Their real world had once been “swept away” by love in a duet earlier on, but now that other opulent world where their love and music had called out its joy while they lived within its perpetual dream, had vanished as quickly as mist touched by sunlight. In the eternal fragility of things, their future had been taken away. Again. There would be no second chance this time. But then, suddenly, he realized that another facet of Christine's love did remain with him  He tremulously and softly sings her words to their son. Gustave no longer fearful of his Phantom father, with one gentle touch of his hand upon his unsure cheek so unaccustomed to receiving genuine affection, confirms that her love still remains for them both. One is not ashamed to cry openly at that moment. Thankfully the Phantom had their son, Gustave, the one tangible remaining proof of his and Christine's true love for each other. These scenes cement how brilliant an actor Ben Lewis truly is.

As to the existence of Gustave, it is no surprise that the Phantom and Christine had a son, who figures prominently in LND. In the original novel narrative, the Phantom referred on more than one occasion to Christine as his wife. The Phantom says to the Persian and also referring to Raoul, “You are now saved, both of you. And soon I shall take you up to the surface of the earth, to please my wife.” (The italics are Leroux's.) A little further on, the author continues with the narrative, “The Persian still had in his ears the natural tone” in which the Phantom had said “to please my wife” and also “advised him to not speak to 'his wife' again.”

Indeed, at that point in the novel, Christine is in his lair and his company, demure, submissive and “wifely” in her behaviour toward the Phantom and his guest-prisoners.

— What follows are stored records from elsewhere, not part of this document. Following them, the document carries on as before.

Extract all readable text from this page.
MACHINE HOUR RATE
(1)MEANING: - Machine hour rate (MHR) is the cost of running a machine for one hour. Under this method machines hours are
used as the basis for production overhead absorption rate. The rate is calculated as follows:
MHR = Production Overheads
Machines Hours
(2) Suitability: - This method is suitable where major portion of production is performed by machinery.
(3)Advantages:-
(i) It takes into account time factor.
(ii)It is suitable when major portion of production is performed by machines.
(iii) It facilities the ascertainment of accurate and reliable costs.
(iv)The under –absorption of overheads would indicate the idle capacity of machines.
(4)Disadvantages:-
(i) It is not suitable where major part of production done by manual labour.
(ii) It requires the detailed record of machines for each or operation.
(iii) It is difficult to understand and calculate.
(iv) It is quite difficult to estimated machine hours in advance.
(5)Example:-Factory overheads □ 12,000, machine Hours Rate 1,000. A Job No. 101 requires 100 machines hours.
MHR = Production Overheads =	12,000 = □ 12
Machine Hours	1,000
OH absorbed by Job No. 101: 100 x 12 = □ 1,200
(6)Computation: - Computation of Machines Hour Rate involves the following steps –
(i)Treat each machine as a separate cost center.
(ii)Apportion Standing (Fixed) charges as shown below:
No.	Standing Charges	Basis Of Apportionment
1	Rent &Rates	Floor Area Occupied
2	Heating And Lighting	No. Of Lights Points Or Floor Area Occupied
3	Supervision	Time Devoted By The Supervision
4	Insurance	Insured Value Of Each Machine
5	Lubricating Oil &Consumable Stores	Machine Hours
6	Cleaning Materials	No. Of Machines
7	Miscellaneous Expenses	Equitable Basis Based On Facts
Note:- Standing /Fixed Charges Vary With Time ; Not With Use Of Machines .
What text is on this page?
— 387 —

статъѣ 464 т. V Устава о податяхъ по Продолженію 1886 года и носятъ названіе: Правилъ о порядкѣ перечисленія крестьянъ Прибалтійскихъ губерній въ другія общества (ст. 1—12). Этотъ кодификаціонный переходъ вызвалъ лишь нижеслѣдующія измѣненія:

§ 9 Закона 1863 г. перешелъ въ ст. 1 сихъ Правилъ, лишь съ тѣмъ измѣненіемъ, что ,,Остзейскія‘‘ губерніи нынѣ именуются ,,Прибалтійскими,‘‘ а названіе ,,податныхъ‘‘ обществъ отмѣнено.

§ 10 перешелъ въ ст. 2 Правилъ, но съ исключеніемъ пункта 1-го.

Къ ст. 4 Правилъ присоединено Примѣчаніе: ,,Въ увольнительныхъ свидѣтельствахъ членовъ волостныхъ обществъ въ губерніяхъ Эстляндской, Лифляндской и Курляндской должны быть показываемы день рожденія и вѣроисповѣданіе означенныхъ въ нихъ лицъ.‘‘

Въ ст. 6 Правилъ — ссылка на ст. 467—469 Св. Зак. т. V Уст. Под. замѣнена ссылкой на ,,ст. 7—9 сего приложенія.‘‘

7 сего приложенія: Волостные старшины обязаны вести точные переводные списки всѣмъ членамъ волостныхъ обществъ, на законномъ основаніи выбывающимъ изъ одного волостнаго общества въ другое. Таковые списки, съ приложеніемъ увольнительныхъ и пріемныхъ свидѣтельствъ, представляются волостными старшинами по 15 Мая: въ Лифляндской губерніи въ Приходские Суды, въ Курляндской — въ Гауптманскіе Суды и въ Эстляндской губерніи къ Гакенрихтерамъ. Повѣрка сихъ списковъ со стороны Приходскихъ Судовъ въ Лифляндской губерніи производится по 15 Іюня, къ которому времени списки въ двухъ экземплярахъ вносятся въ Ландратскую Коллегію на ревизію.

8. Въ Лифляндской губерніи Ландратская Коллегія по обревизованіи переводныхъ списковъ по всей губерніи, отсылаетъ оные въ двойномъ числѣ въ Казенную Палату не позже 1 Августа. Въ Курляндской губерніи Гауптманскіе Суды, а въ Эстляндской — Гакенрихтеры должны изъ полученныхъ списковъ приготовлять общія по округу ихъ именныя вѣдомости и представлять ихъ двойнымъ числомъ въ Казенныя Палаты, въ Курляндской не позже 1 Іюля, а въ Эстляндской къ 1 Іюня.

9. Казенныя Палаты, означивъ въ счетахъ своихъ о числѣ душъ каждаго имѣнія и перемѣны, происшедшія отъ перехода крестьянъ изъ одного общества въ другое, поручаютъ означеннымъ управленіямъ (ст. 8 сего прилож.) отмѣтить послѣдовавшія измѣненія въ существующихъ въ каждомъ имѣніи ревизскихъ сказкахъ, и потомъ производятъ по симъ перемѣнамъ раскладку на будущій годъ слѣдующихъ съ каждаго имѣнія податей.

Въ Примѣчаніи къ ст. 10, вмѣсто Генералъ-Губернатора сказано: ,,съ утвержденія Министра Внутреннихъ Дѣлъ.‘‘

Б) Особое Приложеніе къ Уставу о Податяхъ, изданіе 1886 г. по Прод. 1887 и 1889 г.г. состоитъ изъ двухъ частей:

It could have been minutes, days or hours that passed between the rescue of Raoul and the Persian from the mirrored room and lower trap-doored section and the time they awoke in the Phantom's rooms. If days, anything could have happened between the Phantom and Christine.... With the Phantom viewing themselves as, and behaving much as a married couple would, there would be every possibility of a child imminently appearing in Christine's life. LND drew those threads closer together wonderfully, creating the wholly believable tableau of their having a son.

On the other hand, also in the novel, in the face of full reality the Phantom finally decided to release Christine after her tears had mingled with his beneath his mask and he had tasted them in his mouth, perhaps feeling in her tears that her love for Raoul was greater than her affection for and fear of himself. But Leroux, through half-suggestions, turns in plot, of opening and closing doors incompletely and unsatisfying the reader, leaves it all open again to further scrutiny – and maybe a second sequel? As the very last line of the novel's epilogue reads, "It is no ordinary skeleton."

How the Leroux novel ends reveals the Phantom's romantic side unto death, where he had requested that Christine return his ring to him after his passing – and is it at that place where she came to find “where he hid” in the Beneath a Moonless Sky duet in LND? Perhaps. Wrote Leroux about the last of the Phantom, “The skeleton was lying near the little well, in the place where The Angel of Music first held Christine Daaé fainting in his trembling arms, on the night he carried her down to the cellars of the Opera House.” Clearly, he had died of a broken heart.

Love Never Dies succeeds magnificently in tying everything together from all its predecessor Phantoms, by turning tragedy into triumph. It is seamless in the storytelling, and its theme is familiar and close to the heart at the same time that it is universal – most everyone in the world has lost someone they once loved. And love does hurt. We are given too little time to share all the truths of Love. To see a character such as the Phantom suffer so with a soft and tender heart of flesh hits home. It's a given that love is one remedy that brings hope – that in some form, love will survive. As the Love Never Dies aria exquisitely proclaimed, sung gloriously by Anna O'Byrne:  “Love lives on....”  All the Phantom will ever have to do is glance down, hesitantly, and then tenderly, into his hands, to see that “other world” of love – the one that will always remain between himself and Christine.